Sparse tensor model

SparseTensor is the value object that binds sparse coordinates and dense row features. It also carries coordinate identity, stride metadata, batch metadata, and an active-row scalar.

Core invariant

The primary invariant is row alignment:

\[\operatorname{coords}\in\mathbb{Z}^{N\times4}, \quad \operatorname{feats}\in\mathbb{R}^{N\times C}, \quad \operatorname{coords}_i \leftrightarrow \operatorname{feats}_i.\]

The coordinate columns are (batch, x, y, z). The batch column is part of the coordinate value, so (0, 1, 2, 3) and (1, 1, 2, 3) are different sparse sites.

Capacity and active rows

Native coordinate builders often allocate a capacity and store a scalar active row count. SparseTensor.capacity is the static buffer length. active_rows is an int32 scalar MLX array containing the number of valid rows.
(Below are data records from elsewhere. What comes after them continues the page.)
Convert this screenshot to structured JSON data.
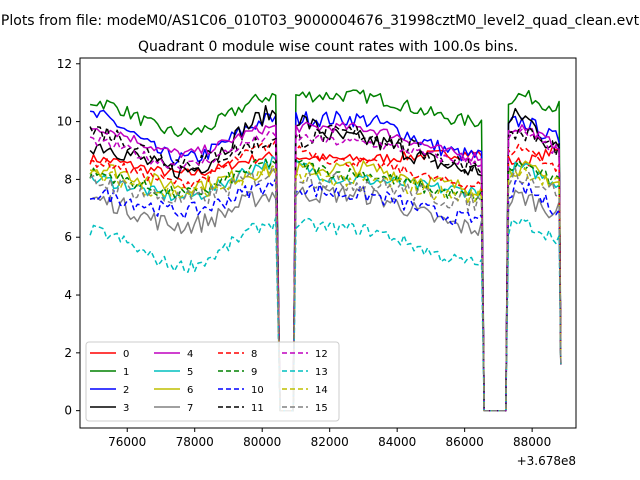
{
  "chart_data": {
    "type": "line",
    "suptitle": "Plots from file: modeM0/AS1C06_010T03_9000004676_31998cztM0_level2_quad_clean.evt",
    "title": "Quadrant 0 module wise count rates with 100.0s bins.",
    "xlabel": "",
    "ylabel": "",
    "x_offset_label": "+3.678e8",
    "xlim": [
      74600,
      89300
    ],
    "ylim": [
      -0.6,
      12.2
    ],
    "x_ticks": [
      76000,
      78000,
      80000,
      82000,
      84000,
      86000,
      88000
    ],
    "x_tick_labels": [
      "76000",
      "78000",
      "80000",
      "82000",
      "84000",
      "86000",
      "88000"
    ],
    "y_ticks": [
      0,
      2,
      4,
      6,
      8,
      10,
      12
    ],
    "y_tick_labels": [
      "0",
      "2",
      "4",
      "6",
      "8",
      "10",
      "12"
    ],
    "segments": [
      [
        74900,
        80450
      ],
      [
        81000,
        86500
      ],
      [
        87300,
        88850
      ]
    ],
    "gap_value": 0,
    "grid": false,
    "legend_position": "lower-left",
    "series": [
      {
        "name": "0",
        "color": "#ff0000",
        "dash": "solid",
        "levels": [
          8.7,
          8.2,
          8.8,
          8.7,
          8.9,
          8.6,
          9.0
        ]
      },
      {
        "name": "1",
        "color": "#008000",
        "dash": "solid",
        "levels": [
          10.7,
          9.6,
          10.9,
          10.9,
          10.0,
          10.9,
          10.5
        ]
      },
      {
        "name": "2",
        "color": "#0000ff",
        "dash": "solid",
        "levels": [
          10.2,
          8.7,
          10.1,
          10.1,
          8.8,
          10.0,
          9.4
        ]
      },
      {
        "name": "3",
        "color": "#000000",
        "dash": "solid",
        "levels": [
          9.2,
          8.3,
          10.3,
          9.4,
          8.3,
          10.2,
          9.0
        ]
      },
      {
        "name": "4",
        "color": "#bf00bf",
        "dash": "solid",
        "levels": [
          9.8,
          8.9,
          9.8,
          9.8,
          8.8,
          9.8,
          9.2
        ]
      },
      {
        "name": "5",
        "color": "#00bfbf",
        "dash": "solid",
        "levels": [
          8.0,
          7.4,
          8.6,
          8.0,
          7.6,
          8.4,
          7.9
        ]
      },
      {
        "name": "6",
        "color": "#bfbf00",
        "dash": "solid",
        "levels": [
          8.4,
          7.8,
          8.3,
          8.4,
          7.7,
          8.4,
          7.9
        ]
      },
      {
        "name": "7",
        "color": "#808080",
        "dash": "solid",
        "levels": [
          7.3,
          6.4,
          7.5,
          7.5,
          6.3,
          7.4,
          6.9
        ]
      },
      {
        "name": "8",
        "color": "#ff0000",
        "dash": "dashed",
        "levels": [
          8.6,
          7.9,
          9.2,
          8.6,
          7.8,
          9.1,
          8.4
        ]
      },
      {
        "name": "9",
        "color": "#008000",
        "dash": "dashed",
        "levels": [
          8.2,
          7.5,
          8.6,
          8.2,
          7.4,
          8.5,
          7.9
        ]
      },
      {
        "name": "10",
        "color": "#0000ff",
        "dash": "dashed",
        "levels": [
          7.5,
          6.9,
          7.8,
          7.5,
          6.6,
          7.7,
          7.0
        ]
      },
      {
        "name": "11",
        "color": "#000000",
        "dash": "dashed",
        "levels": [
          9.7,
          8.6,
          9.3,
          9.6,
          8.5,
          9.6,
          9.1
        ]
      },
      {
        "name": "12",
        "color": "#bf00bf",
        "dash": "dashed",
        "levels": [
          9.3,
          8.5,
          9.5,
          9.3,
          8.6,
          9.6,
          9.0
        ]
      },
      {
        "name": "13",
        "color": "#00bfbf",
        "dash": "dashed",
        "levels": [
          6.2,
          5.0,
          6.5,
          6.3,
          5.1,
          6.5,
          6.0
        ]
      },
      {
        "name": "14",
        "color": "#bfbf00",
        "dash": "dashed",
        "levels": [
          8.1,
          7.5,
          8.2,
          8.0,
          7.4,
          8.3,
          7.8
        ]
      },
      {
        "name": "15",
        "color": "#808080",
        "dash": "dashed",
        "levels": [
          7.9,
          7.3,
          8.2,
          7.9,
          7.2,
          8.2,
          7.6
        ]
      }
    ]
  }
}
This distinction matters for kernels that produce an upper-bound buffer and a lazy count. Operators pass both the coordinate buffer and active-row scalar rather than assuming every allocated row is active.

Stride metadata

stride describes the lattice scale of the coordinate set. If the input stride is \(s\) and a forward convolution or pooling uses stride \(r\), the output stride is:

\[s_{out} = s \odot r.\]

Transposed and generative transpose convolution divide by their stride:

\[s_{out} = s \oslash r.\]

The code validates exact divisibility for transposed stride updates.

Coordinate identity

CoordinateManager assigns a CoordinateMapKey to a coordinate array, stride, and active-row scalar. Identity is stronger than value equality:

\[\text{same identity} \Rightarrow \text{same coordinate values}, \qquad \text{same coordinate values} \nRightarrow \text{same identity}.\]

Identity lets relations be cached by key. If two tensors were built from separate arrays, use sparse alignment before assuming rows match.

Batch metadata

batch_counts stores the number of rows for each batch item. It is used by:

  • batch_rows;

  • decomposed_coordinates;

  • decomposed_features;

  • global pooling.

Local convolution and pooling use the batch column directly in coordinate relations. Global pooling needs batch_counts because it reduces to a dense (B, C) array.

Operation effects

Operation family

Coordinate effect

Feature effect

Activations/norm/linear

Preserve coordinate identity

Replace feature matrix.

Submanifold convolution

Preserve input support

Relation convolution on same key.

Forward convolution/pooling

Build output support from kernel geometry

Relation accumulation or reduction.

Transposed/generative convolution

Expand or generate support

Relation accumulation.

Prune/crop/top-k

Select row subset

Select matching feature rows.

Sparse algebra

Preserve identity or build value-aligned support

Elementwise/combine feature rows.

Point/voxel conversion

Convert continuous points to integer voxel coordinates

Aggregate or interpolate features.

Manual array edits

If coordinates or features are edited manually, preserve all linked fields: coordinate rows, feature rows, active-row scalar, stride, coordinate key, and batch counts. For most model code, prefer library operations that update these fields together.